Consider that I own my unit, and I’ll do with it what I please, thank you very much…
I find it comically ironic that they cited “flooring” in the paragraph above, since I happen to have Djuro Babic and the Serbian crew coming to install white oak in my condo on Friday.
I can’t imagine submitting an application or request to the Board so they can fumble around and take their sweet time approving something that would never get turned down anyways.
If I wanted to knock down some walls or rearrange some plumbing, then perhaps it’s worth a talk. But for them to say “although you can paint or decorate your suite as you wish” is an insult. The mere mention of “decorating” as if they are doing US a favor is a joke.
This isn’t an apartment building; we own our condos. I urge people (as a condo owner, not as a Realtor) to do as they please in their own units.
Stop me if I’ve already told this story! Last year, I brought a heavy bag full of garbage downstairs and asked the evil Jawad if he could open the garbage room door. If Sebastien was there, I wouldn’t have had a problem. But overzealous Jawad asked me, “What type of garbage is this?” I returned, “Is there more than one type of garbage?”
He began to look through my bag and he pulled out a large piece of 2×4 and some plywood. He told me, “You can’t throw this out here. This is not the right type of garbage.”
I asked him what he proposed I do with it, and he said, “You call the garbage man, guy. You know, the guy who come and take it away.”
I guess he meant that I should pay a company like 1-800-GOT-JUNK to take away my garbage, even though I pay maintenance fees to the building and property taxes to the city for privileges like garbage removal.
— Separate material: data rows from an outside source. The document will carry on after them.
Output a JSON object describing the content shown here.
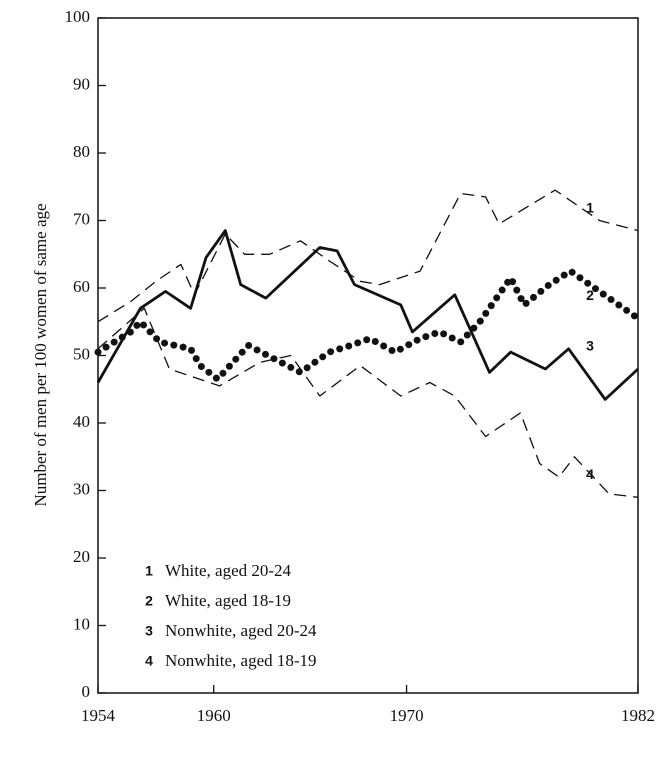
{
  "chart_data": {
    "type": "line",
    "ylabel": "Number of men per 100 women of same age",
    "xlim": [
      1954,
      1982
    ],
    "xticks": [
      1954,
      1960,
      1970,
      1982
    ],
    "ylim": [
      0,
      100
    ],
    "yticks": [
      0,
      10,
      20,
      30,
      40,
      50,
      60,
      70,
      80,
      90,
      100
    ],
    "grid": false,
    "legend": "lower left",
    "series": [
      {
        "name": "White, aged 20-24",
        "label": "1",
        "color": "#111",
        "style": "dashed",
        "x": [
          1954,
          1955.7,
          1957.0,
          1958.3,
          1959.0,
          1960.6,
          1961.6,
          1962.9,
          1964.5,
          1966.0,
          1967.6,
          1968.6,
          1970.7,
          1972.8,
          1974.1,
          1974.8,
          1977.7,
          1980.0,
          1982
        ],
        "values": [
          55,
          58,
          61,
          63.5,
          59,
          68,
          65,
          65,
          67,
          64,
          61,
          60.5,
          62.5,
          74,
          73.5,
          69.5,
          74.5,
          70,
          68.5
        ]
      },
      {
        "name": "White, aged 18-19",
        "label": "2",
        "color": "#111",
        "style": "dotted",
        "x": [
          1954,
          1955.7,
          1956.2,
          1957.2,
          1958.8,
          1959.3,
          1960.2,
          1961.8,
          1962.8,
          1964.5,
          1966.0,
          1967.1,
          1968.1,
          1969.4,
          1970.7,
          1971.7,
          1972.8,
          1973.8,
          1975.4,
          1976.1,
          1977.4,
          1978.5,
          1980.0,
          1982
        ],
        "values": [
          50.5,
          53.5,
          55,
          52,
          51,
          48.5,
          46.5,
          51.5,
          50,
          47.5,
          50.5,
          51.5,
          52.5,
          50.5,
          52.5,
          53.5,
          52,
          55,
          61.5,
          57.5,
          60.5,
          62.5,
          59.5,
          55.5
        ]
      },
      {
        "name": "Nonwhite, aged 20-24",
        "label": "3",
        "color": "#111",
        "style": "solid",
        "x": [
          1954,
          1956.2,
          1957.5,
          1958.8,
          1959.6,
          1960.6,
          1961.4,
          1962.7,
          1965.5,
          1966.4,
          1967.3,
          1969.7,
          1970.3,
          1972.5,
          1974.3,
          1975.4,
          1977.2,
          1978.4,
          1980.3,
          1982
        ],
        "values": [
          46,
          57,
          59.5,
          57,
          64.5,
          68.5,
          60.5,
          58.5,
          66,
          65.5,
          60.5,
          57.5,
          53.5,
          59,
          47.5,
          50.5,
          48,
          51,
          43.5,
          48
        ]
      },
      {
        "name": "Nonwhite, aged 18-19",
        "label": "4",
        "color": "#111",
        "style": "dashed",
        "x": [
          1954,
          1956.4,
          1957.7,
          1960.3,
          1962.4,
          1964.0,
          1965.5,
          1967.6,
          1969.7,
          1971.2,
          1972.5,
          1974.1,
          1975.9,
          1976.9,
          1977.9,
          1978.7,
          1980.5,
          1982
        ],
        "values": [
          51,
          57,
          48,
          45.5,
          49,
          50,
          44,
          48.5,
          44,
          46,
          44,
          38,
          41.5,
          34,
          32,
          35,
          29.5,
          29
        ]
      }
    ]
  }
}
Long story short, I told Jawad if he didn’t open the door, I would saw up the wood into small enough pieces for the garbage chute. He told me I couldn’t, I told him I would, and in the end, I slept well knowing that from now on, I didn’t have to physically take my garbage down to the garbage room so long as I could hack it into small enough pieces to fit down the chute.
Some rules can be bent, and some can be twisted.
But why not skip the formality and just break them altogether?